For Python, use pip install -t python/lib/python3.9/site-packages/ -r requirements.txt to create a layer.
For Node.js, install packages in nodejs/node_modules/.
For Java, create a layer with JAR files in java/lib/.
Avoid bundling large binaries; use container images if needed.
Use --compatible-runtimes to ensure layers work with the correct runtimes.
Summary of Key Numbers
Maximum layers per function: 5
Maximum unzipped size (code + layers): 250 MB
Maximum zipped size for direct upload: 50 MB
Maximum zipped size via S3: 250 MB
/tmp storage: up to 10 GB (configurable)
Extensions API port: 9001
Extension registration endpoint: /2020-01-01/extension/register
Extension event next endpoint: /2020-01-01/extension/event/next
Prepare Layer Content
Create a directory structure that matches the expected paths for the runtime. For Python, libraries go in `python/lib/python3.9/site-packages/`. For Node.js, use `nodejs/node_modules/`. For custom runtimes, place binaries in `bin/` or `lib/`. Ensure that the directory structure is exactly as the runtime expects; otherwise, the libraries won't be found. The layer can contain multiple directories for different runtimes (e.g., both `python/` and `nodejs/`). This step is critical because the Lambda service extracts the layer contents into `/opt` and the runtime looks for libraries in specific subdirectories under `/opt`.
Zip the Layer Content
Use `zip -r layer.zip python/` (or equivalent) to create a ZIP file of the layer content. The ZIP file should preserve the directory structure. The maximum zipped size for a layer version is 250 MB (same as the function package limit). If the ZIP is larger, you must use S3 to upload. The layer version ARN is generated after a successful publish. The ZIP file must not contain the root directory itself; only the contents (e.g., the `python/` folder should be at the root of the ZIP).
Publish the Layer Version
Run `aws lambda publish-layer-version --layer-name my-layer --zip-file fileb://layer.zip --compatible-runtimes python3.9`. This creates a new version of the layer. Each version is immutable and has a unique ARN (e.g., `arn:aws:lambda:us-east-1:123456789012:layer:my-layer:1`). You can specify multiple runtimes with `--compatible-runtimes` (e.g., `python3.8 python3.9`). The layer version is now available to be attached to functions. You can also add a description and license info.
Attach Layer to Function
Use `aws lambda update-function-configuration --function-name my-function --layers arn:aws:lambda:us-east-1:123456789012:layer:my-layer:1`. You can attach up to 5 layers by specifying multiple ARNs. The order matters: later layers can override files from earlier layers. The function's code and all layer contents are merged into a single filesystem. After updating, the function will use the new layer on the next invocation. If you update a layer version, you must update the function configuration to point to the new version.
Test the Function
Invoke the function using `aws lambda invoke --function-name my-function output.txt`. Check the logs in CloudWatch for any import errors. If the layer was correctly structured, the libraries should be importable. For example, in Python, `import requests` should work if `requests` is in the layer. If there are errors, verify the directory structure inside the layer ZIP. Also ensure that the runtime version matches the layer's compatible runtimes. The function's execution role does not need additional permissions to use layers, but the layer itself may require permissions if it accesses other AWS services.

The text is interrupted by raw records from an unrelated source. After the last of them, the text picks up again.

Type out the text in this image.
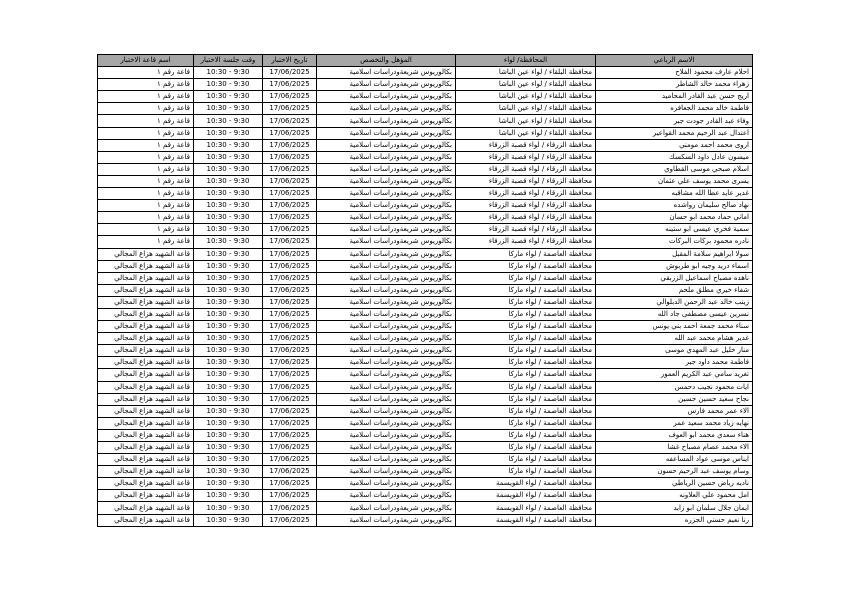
الاسم الرباعي	المحافظة/ لواء	المؤهل والتخصص	تاريخ الاختبار	وقت جلسة الاختبار	اسم قاعة الاختبار
احلام عارف محمود الفلاح	محافظة البلقاء / لواء عين الباشا	بكالوريوس شريعةودراسات اسلامية	17/06/2025	9:30 - 10:30	قاعة رقم ١
زهراء محمد خالد الشاطر	محافظة البلقاء / لواء عين الباشا	بكالوريوس شريعةودراسات اسلامية	17/06/2025	9:30 - 10:30	قاعة رقم ١
اريج حسن عبد القادر المحاميد	محافظة البلقاء / لواء عين الباشا	بكالوريوس شريعةودراسات اسلامية	17/06/2025	9:30 - 10:30	قاعة رقم ١
فاطمة خالد محمد الجعافره	محافظة البلقاء / لواء عين الباشا	بكالوريوس شريعةودراسات اسلامية	17/06/2025	9:30 - 10:30	قاعة رقم ١
وفاء عبد القادر جودت جبر	محافظة البلقاء / لواء عين الباشا	بكالوريوس شريعةودراسات اسلامية	17/06/2025	9:30 - 10:30	قاعة رقم ١
اعتدال عبد الرحيم محمد القواعير	محافظة البلقاء / لواء عين الباشا	بكالوريوس شريعةودراسات اسلامية	17/06/2025	9:30 - 10:30	قاعة رقم ١
اروى محمد احمد مومني	محافظة الزرقاء / لواء قصبة الزرقاء	بكالوريوس شريعةودراسات اسلامية	17/06/2025	9:30 - 10:30	قاعة رقم ١
ميسون عادل داود السكسك	محافظة الزرقاء / لواء قصبة الزرقاء	بكالوريوس شريعةودراسات اسلامية	17/06/2025	9:30 - 10:30	قاعة رقم ١
اسلام صبحي موسى القطاوي	محافظة الزرقاء / لواء قصبة الزرقاء	بكالوريوس شريعةودراسات اسلامية	17/06/2025	9:30 - 10:30	قاعة رقم ١
يسرى محمد يوسف علي عثمان	محافظة الزرقاء / لواء قصبة الزرقاء	بكالوريوس شريعةودراسات اسلامية	17/06/2025	9:30 - 10:30	قاعة رقم ١
غدير عايد عطا الله مشاقبه	محافظة الزرقاء / لواء قصبة الزرقاء	بكالوريوس شريعةودراسات اسلامية	17/06/2025	9:30 - 10:30	قاعة رقم ١
نهاد صالح سليمان رواشده	محافظة الزرقاء / لواء قصبة الزرقاء	بكالوريوس شريعةودراسات اسلامية	17/06/2025	9:30 - 10:30	قاعة رقم ١
اماني حماد محمد ابو حسان	محافظة الزرقاء / لواء قصبة الزرقاء	بكالوريوس شريعةودراسات اسلامية	17/06/2025	9:30 - 10:30	قاعة رقم ١
سمية فخري عيسى ابو ستينه	محافظة الزرقاء / لواء قصبة الزرقاء	بكالوريوس شريعةودراسات اسلامية	17/06/2025	9:30 - 10:30	قاعة رقم ١
نادره محمود بركات البركات	محافظة الزرقاء / لواء قصبة الزرقاء	بكالوريوس شريعةودراسات اسلامية	17/06/2025	9:30 - 10:30	قاعة رقم ١
سولا ابراهيم سلامة المقبل	محافظة العاصمة / لواء ماركا	بكالوريوس شريعةودراسات اسلامية	17/06/2025	9:30 - 10:30	قاعة الشهيد هزاع المجالي
اسماء دريد وجيه ابو طربوش	محافظة العاصمة / لواء ماركا	بكالوريوس شريعةودراسات اسلامية	17/06/2025	9:30 - 10:30	قاعة الشهيد هزاع المجالي
ناهده مصباح اسماعيل الزربقي	محافظة العاصمة / لواء ماركا	بكالوريوس شريعةودراسات اسلامية	17/06/2025	9:30 - 10:30	قاعة الشهيد هزاع المجالي
شفاء خيري مطلق ملحم	محافظة العاصمة / لواء ماركا	بكالوريوس شريعةودراسات اسلامية	17/06/2025	9:30 - 10:30	قاعة الشهيد هزاع المجالي
زينب خالد عبد الرحمن الدبلوالي	محافظة العاصمة / لواء ماركا	بكالوريوس شريعةودراسات اسلامية	17/06/2025	9:30 - 10:30	قاعة الشهيد هزاع المجالي
نسرين عيسى مصطفى جاد الله	محافظة العاصمة / لواء ماركا	بكالوريوس شريعةودراسات اسلامية	17/06/2025	9:30 - 10:30	قاعة الشهيد هزاع المجالي
سناء محمد جمعة احمد بني يونس	محافظة العاصمة / لواء ماركا	بكالوريوس شريعةودراسات اسلامية	17/06/2025	9:30 - 10:30	قاعة الشهيد هزاع المجالي
غدير هشام محمد عبد الله	محافظة العاصمة / لواء ماركا	بكالوريوس شريعةودراسات اسلامية	17/06/2025	9:30 - 10:30	قاعة الشهيد هزاع المجالي
منار خليل عبد المهدي موسى	محافظة العاصمة / لواء ماركا	بكالوريوس شريعةودراسات اسلامية	17/06/2025	9:30 - 10:30	قاعة الشهيد هزاع المجالي
فاطمة محمد داود جبر	محافظة العاصمة / لواء ماركا	بكالوريوس شريعةودراسات اسلامية	17/06/2025	9:30 - 10:30	قاعة الشهيد هزاع المجالي
تغريد سامي عبد الكريم العمور	محافظة العاصمة / لواء ماركا	بكالوريوس شريعةودراسات اسلامية	17/06/2025	9:30 - 10:30	قاعة الشهيد هزاع المجالي
ايات محمود نجيب دحمس	محافظة العاصمة / لواء ماركا	بكالوريوس شريعةودراسات اسلامية	17/06/2025	9:30 - 10:30	قاعة الشهيد هزاع المجالي
نجاح سعيد حسين حسين	محافظة العاصمة / لواء ماركا	بكالوريوس شريعةودراسات اسلامية	17/06/2025	9:30 - 10:30	قاعة الشهيد هزاع المجالي
الاء عمر محمد فارس	محافظة العاصمة / لواء ماركا	بكالوريوس شريعةودراسات اسلامية	17/06/2025	9:30 - 10:30	قاعة الشهيد هزاع المجالي
نهايه زياد محمد سعيد عمر	محافظة العاصمة / لواء ماركا	بكالوريوس شريعةودراسات اسلامية	17/06/2025	9:30 - 10:30	قاعة الشهيد هزاع المجالي
هناء سعدي محمد ابو العوف	محافظة العاصمة / لواء ماركا	بكالوريوس شريعةودراسات اسلامية	17/06/2025	9:30 - 10:30	قاعة الشهيد هزاع المجالي
الاء محمد عصام مصباح غشا	محافظة العاصمة / لواء ماركا	بكالوريوس شريعةودراسات اسلامية	17/06/2025	9:30 - 10:30	قاعة الشهيد هزاع المجالي
ايناس موسى عواد المساعفه	محافظة العاصمة / لواء ماركا	بكالوريوس شريعةودراسات اسلامية	17/06/2025	9:30 - 10:30	قاعة الشهيد هزاع المجالي
وسام يوسف عبد الرحيم حسون	محافظة العاصمة / لواء ماركا	بكالوريوس شريعةودراسات اسلامية	17/06/2025	9:30 - 10:30	قاعة الشهيد هزاع المجالي
ناديه رياض حسين الرياطي	محافظة العاصمة / لواء القويسمة	بكالوريوس شريعةودراسات اسلامية	17/06/2025	9:30 - 10:30	قاعة الشهيد هزاع المجالي
امل محمود علي العلاونه	محافظة العاصمة / لواء القويسمة	بكالوريوس شريعةودراسات اسلامية	17/06/2025	9:30 - 10:30	قاعة الشهيد هزاع المجالي
ايمان جلال سلمان ابو زايد	محافظة العاصمة / لواء القويسمة	بكالوريوس شريعةودراسات اسلامية	17/06/2025	9:30 - 10:30	قاعة الشهيد هزاع المجالي
رنا نعيم حسني الجزره	محافظة العاصمة / لواء القويسمة	بكالوريوس شريعةودراسات اسلامية	17/06/2025	9:30 - 10:30	قاعة الشهيد هزاع المجالي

Scenario 1: Enterprise Shared Libraries
A large financial services company has dozens of Lambda functions across multiple accounts that all use the same internal SDK for risk calculations. Without layers, each function would need to bundle the SDK, leading to 50 MB+ deployment packages and slow deployments. The team creates a single layer containing the SDK and attaches it to all functions. This reduces deployment package sizes to under 10 MB, speeds up CI/CD pipelines, and ensures consistent SDK versions. They manage the layer lifecycle with a separate pipeline that publishes new versions and uses CloudFormation stack sets to update all functions. A common mistake is forgetting to update the layer version reference in all functions after a new SDK release, causing some functions to run outdated code. They use AWS Config rules to enforce that functions use the latest layer version.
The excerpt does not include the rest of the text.